Wells Fargo faces pressure from Congress and government regulators as allegations continue to surface about their business practices. The bank has admitted that they created millions of unauthorized accounts for existing customers. Senator Elizabeth Warren has called for the firing of Wells Fargo CEO Tim Sloan. Representative Maxine Waters has gone a step further and suggested that Wells Fargo be shut down entirely. How did a bank that was once considered too big to fail find itself in a position where the top Democrat on the Financial Services Committee is recommending that they lose their charter to operate?
In 2011, Wells Fargo employees began opening checking and savings accounts for millions of customers, without their knowledge. Many also received credit and debit cards for accounts they did not apply for. Customers began noticing this when they received statements that included fees for accounts and credit card processing. About 570,000 customers were forced into buying auto insurance that they did not need. Thousands of these people had their cars repossessed.
This practice continued for nearly five years, until regulators responded to complaints by customers. Then CEO, John Stumpf, was called before the Senate Banking Committee to explain what happened. Three weeks after a contentious appearance in Congress, Stumpf resigned as CEO and Sloan took over.

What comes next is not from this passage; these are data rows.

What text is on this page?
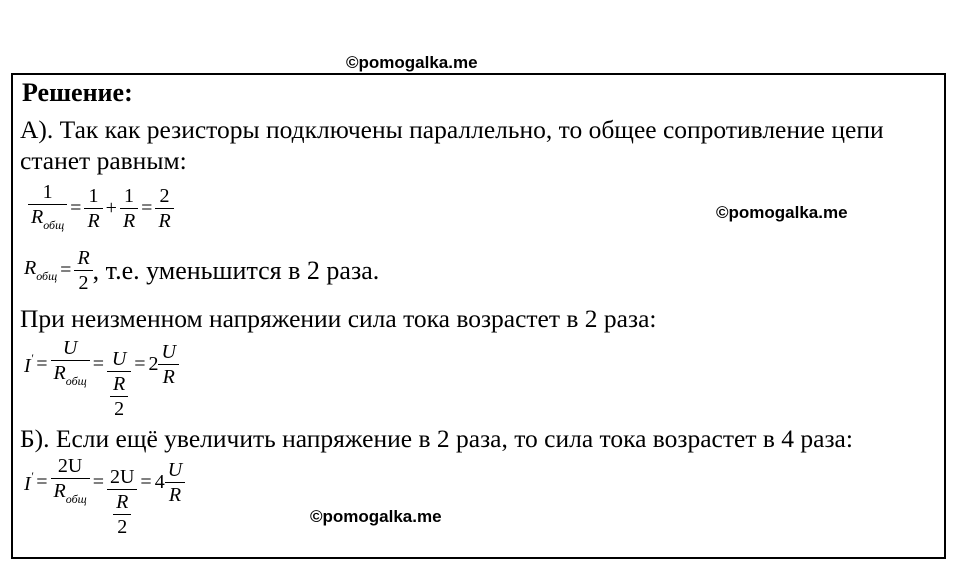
©pomogalka.me
Решение:
А). Так как резисторы подключены параллельно, то общее сопротивление цепи
станет равным:
$\frac{1}{R_{общ}} = \frac{1}{R} + \frac{1}{R} = \frac{2}{R}$	©pomogalka.me
$R_{общ} = \frac{R}{2}$ , т.е. уменьшится в 2 раза.
При неизменном напряжении сила тока возрастет в 2 раза:
$I' = \frac{U}{R_{общ}} = \frac{U}{\frac{R}{2}} = 2 \frac{U}{R}$
Б). Если ещё увеличить напряжение в 2 раза, то сила тока возрастет в 4 раза:
$I' = \frac{2U}{R_{общ}} = \frac{2U}{\frac{R}{2}} = 4 \frac{U}{R}$
©pomogalka.me
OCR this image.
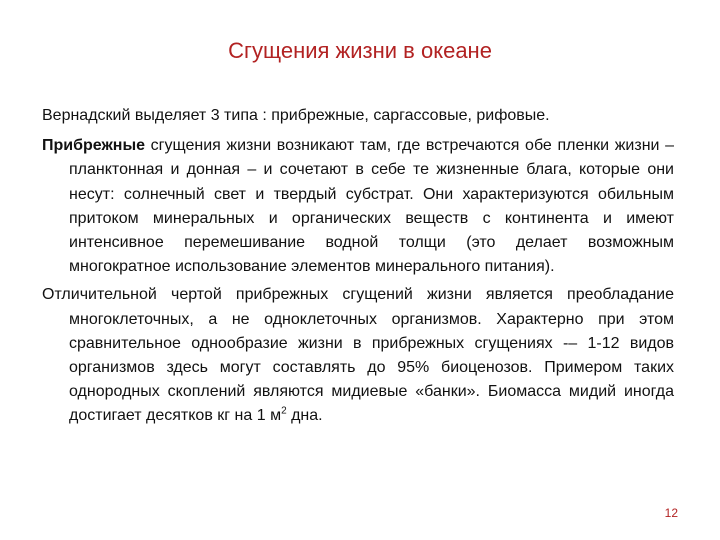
Сгущения жизни в океане

Вернадский выделяет 3 типа : прибрежные, саргассовые, рифовые.

Прибрежные сгущения жизни возникают там, где встречаются обе пленки жизни – планктонная и донная – и сочетают в себе те жизненные блага, которые они несут: солнечный свет и твердый субстрат. Они характеризуются обильным притоком минеральных и органических веществ с континента и имеют интенсивное перемешивание водной толщи (это делает возможным многократное использование элементов минерального питания).

Отличительной чертой прибрежных сгущений жизни является преобладание многоклеточных, а не одноклеточных организмов. Характерно при этом сравнительное однообразие жизни в прибрежных сгущениях -– 1-12 видов организмов здесь могут составлять до 95% биоценозов. Примером таких однородных скоплений являются мидиевые «банки». Биомасса мидий иногда достигает десятков кг на 1 $м^2$ дна.

12
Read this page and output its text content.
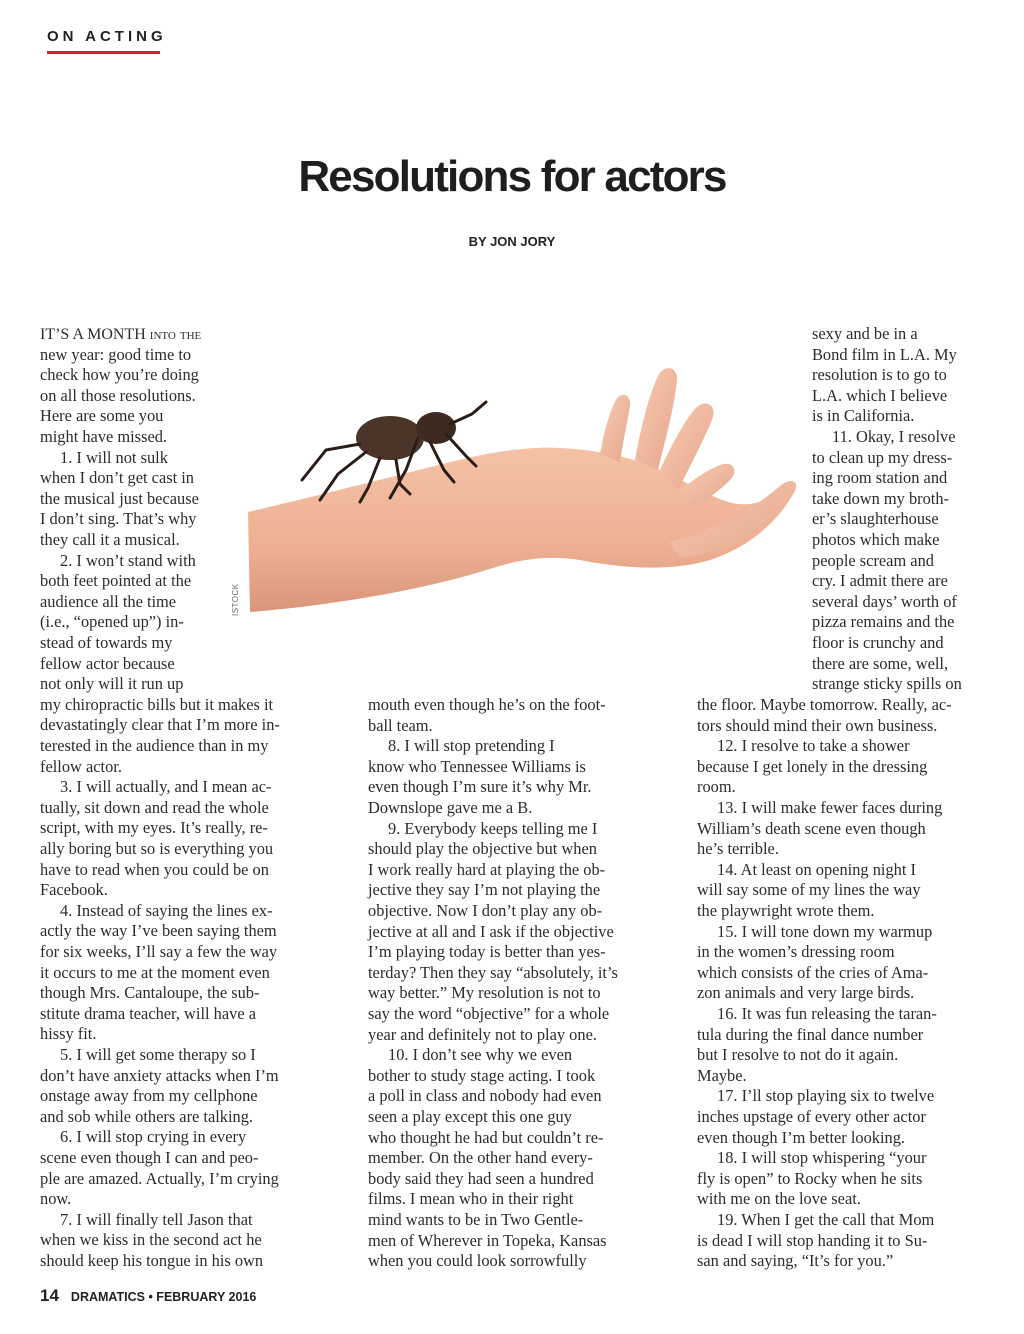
ON ACTING
Resolutions for actors
BY JON JORY
ISTOCK
IT’S A MONTH into the
new year: good time to
check how you’re doing
on all those resolutions.
Here are some you
might have missed.
1. I will not sulk
when I don’t get cast in
the musical just because
I don’t sing. That’s why
they call it a musical.
2. I won’t stand with
both feet pointed at the
audience all the time
(i.e., “opened up”) in-
stead of towards my
fellow actor because
not only will it run up
my chiropractic bills but it makes it
devastatingly clear that I’m more in-
terested in the audience than in my
fellow actor.
3. I will actually, and I mean ac-
tually, sit down and read the whole
script, with my eyes. It’s really, re-
ally boring but so is everything you
have to read when you could be on
Facebook.
4. Instead of saying the lines ex-
actly the way I’ve been saying them
for six weeks, I’ll say a few the way
it occurs to me at the moment even
though Mrs. Cantaloupe, the sub-
stitute drama teacher, will have a
hissy fit.
5. I will get some therapy so I
don’t have anxiety attacks when I’m
onstage away from my cellphone
and sob while others are talking.
6. I will stop crying in every
scene even though I can and peo-
ple are amazed. Actually, I’m crying
now.
7. I will finally tell Jason that
when we kiss in the second act he
should keep his tongue in his own
mouth even though he’s on the foot-
ball team.
8. I will stop pretending I
know who Tennessee Williams is
even though I’m sure it’s why Mr.
Downslope gave me a B.
9. Everybody keeps telling me I
should play the objective but when
I work really hard at playing the ob-
jective they say I’m not playing the
objective. Now I don’t play any ob-
jective at all and I ask if the objective
I’m playing today is better than yes-
terday? Then they say “absolutely, it’s
way better.” My resolution is not to
say the word “objective” for a whole
year and definitely not to play one.
10. I don’t see why we even
bother to study stage acting. I took
a poll in class and nobody had even
seen a play except this one guy
who thought he had but couldn’t re-
member. On the other hand every-
body said they had seen a hundred
films. I mean who in their right
mind wants to be in Two Gentle-
men of Wherever in Topeka, Kansas
when you could look sorrowfully
sexy and be in a
Bond film in L.A. My
resolution is to go to
L.A. which I believe
is in California.
11. Okay, I resolve
to clean up my dress-
ing room station and
take down my broth-
er’s slaughterhouse
photos which make
people scream and
cry. I admit there are
several days’ worth of
pizza remains and the
floor is crunchy and
there are some, well,
strange sticky spills on
the floor. Maybe tomorrow. Really, ac-
tors should mind their own business.
12. I resolve to take a shower
because I get lonely in the dressing
room.
13. I will make fewer faces during
William’s death scene even though
he’s terrible.
14. At least on opening night I
will say some of my lines the way
the playwright wrote them.
15. I will tone down my warmup
in the women’s dressing room
which consists of the cries of Ama-
zon animals and very large birds.
16. It was fun releasing the taran-
tula during the final dance number
but I resolve to not do it again.
Maybe.
17. I’ll stop playing six to twelve
inches upstage of every other actor
even though I’m better looking.
18. I will stop whispering “your
fly is open” to Rocky when he sits
with me on the love seat.
19. When I get the call that Mom
is dead I will stop handing it to Su-
san and saying, “It’s for you.”
14 DRAMATICS • FEBRUARY 2016
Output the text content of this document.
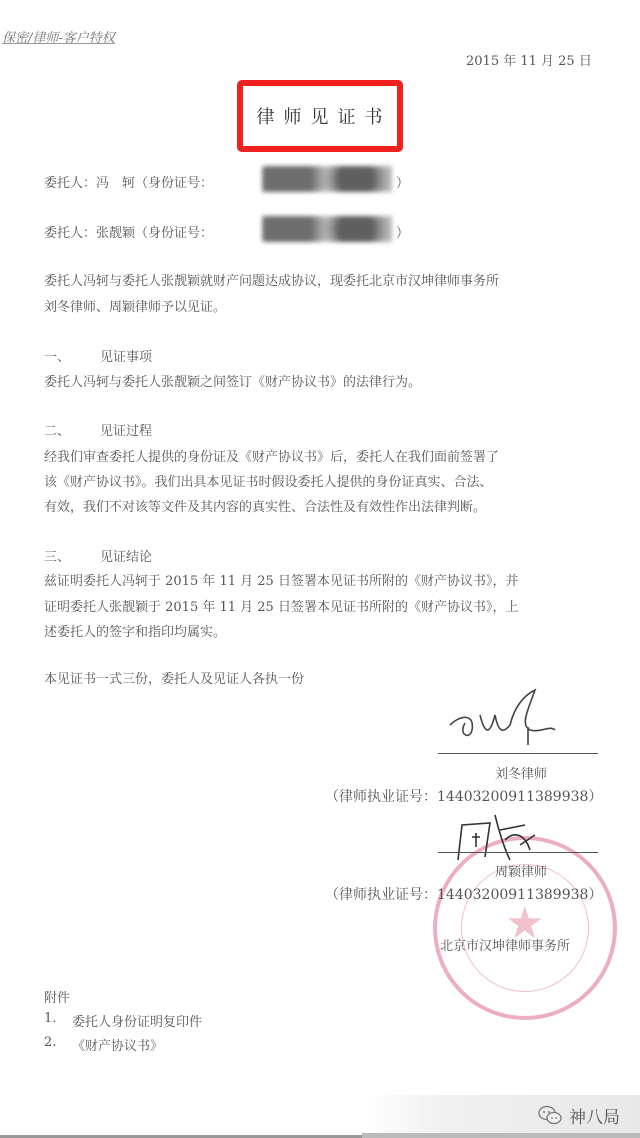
保密/律师-客户特权
2015 年 11 月 25 日
律师见证书
委托人：冯　轲（身份证号：	）
委托人：张靓颖（身份证号：	）
委托人冯轲与委托人张靓颖就财产问题达成协议，现委托北京市汉坤律师事务所
刘冬律师、周颖律师予以见证。
一、 见证事项
委托人冯轲与委托人张靓颖之间签订《财产协议书》的法律行为。
二、 见证过程
经我们审查委托人提供的身份证及《财产协议书》后，委托人在我们面前签署了
该《财产协议书》。我们出具本见证书时假设委托人提供的身份证真实、合法、
有效，我们不对该等文件及其内容的真实性、合法性及有效性作出法律判断。
三、 见证结论
兹证明委托人冯轲于 2015 年 11 月 25 日签署本见证书所附的《财产协议书》，并
证明委托人张靓颖于 2015 年 11 月 25 日签署本见证书所附的《财产协议书》，上
述委托人的签字和指印均属实。
本见证书一式三份，委托人及见证人各执一份
★
刘冬律师
（律师执业证号：14403200911389938）
周颖律师
（律师执业证号：14403200911389938）
北京市汉坤律师事务所
附件
1. 委托人身份证明复印件
2. 《财产协议书》
神八局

In the aftermath of that fall 2016 hearing, the Consumer Financial Protection Bureau fined Wells Fargo $185 million for misleading customers in ways that resulted in unnecessary account and credit card processing fees. A class action suit, brought by customers of the bank, was settled for $142 million. The bank fired over 5,000 people related to the scandal. They recently rehired more than 1,000 that they claim should not have been terminated during their internal investigation. Sloan also points to changes in practices in cross selling financial products and encouraging employees to speak up without fear of retaliation from management if they spot wrong doing.
It is unlikely that Wells Fargo will be shut down, having approximately 70 million customers and over 270,000 employees. The investigation continues into all aspects of their operations, including credit card processing. Wells Fargo could face more fines and even closer scrutiny from regulators as they continue to revise numbers on customers affected by the scandal.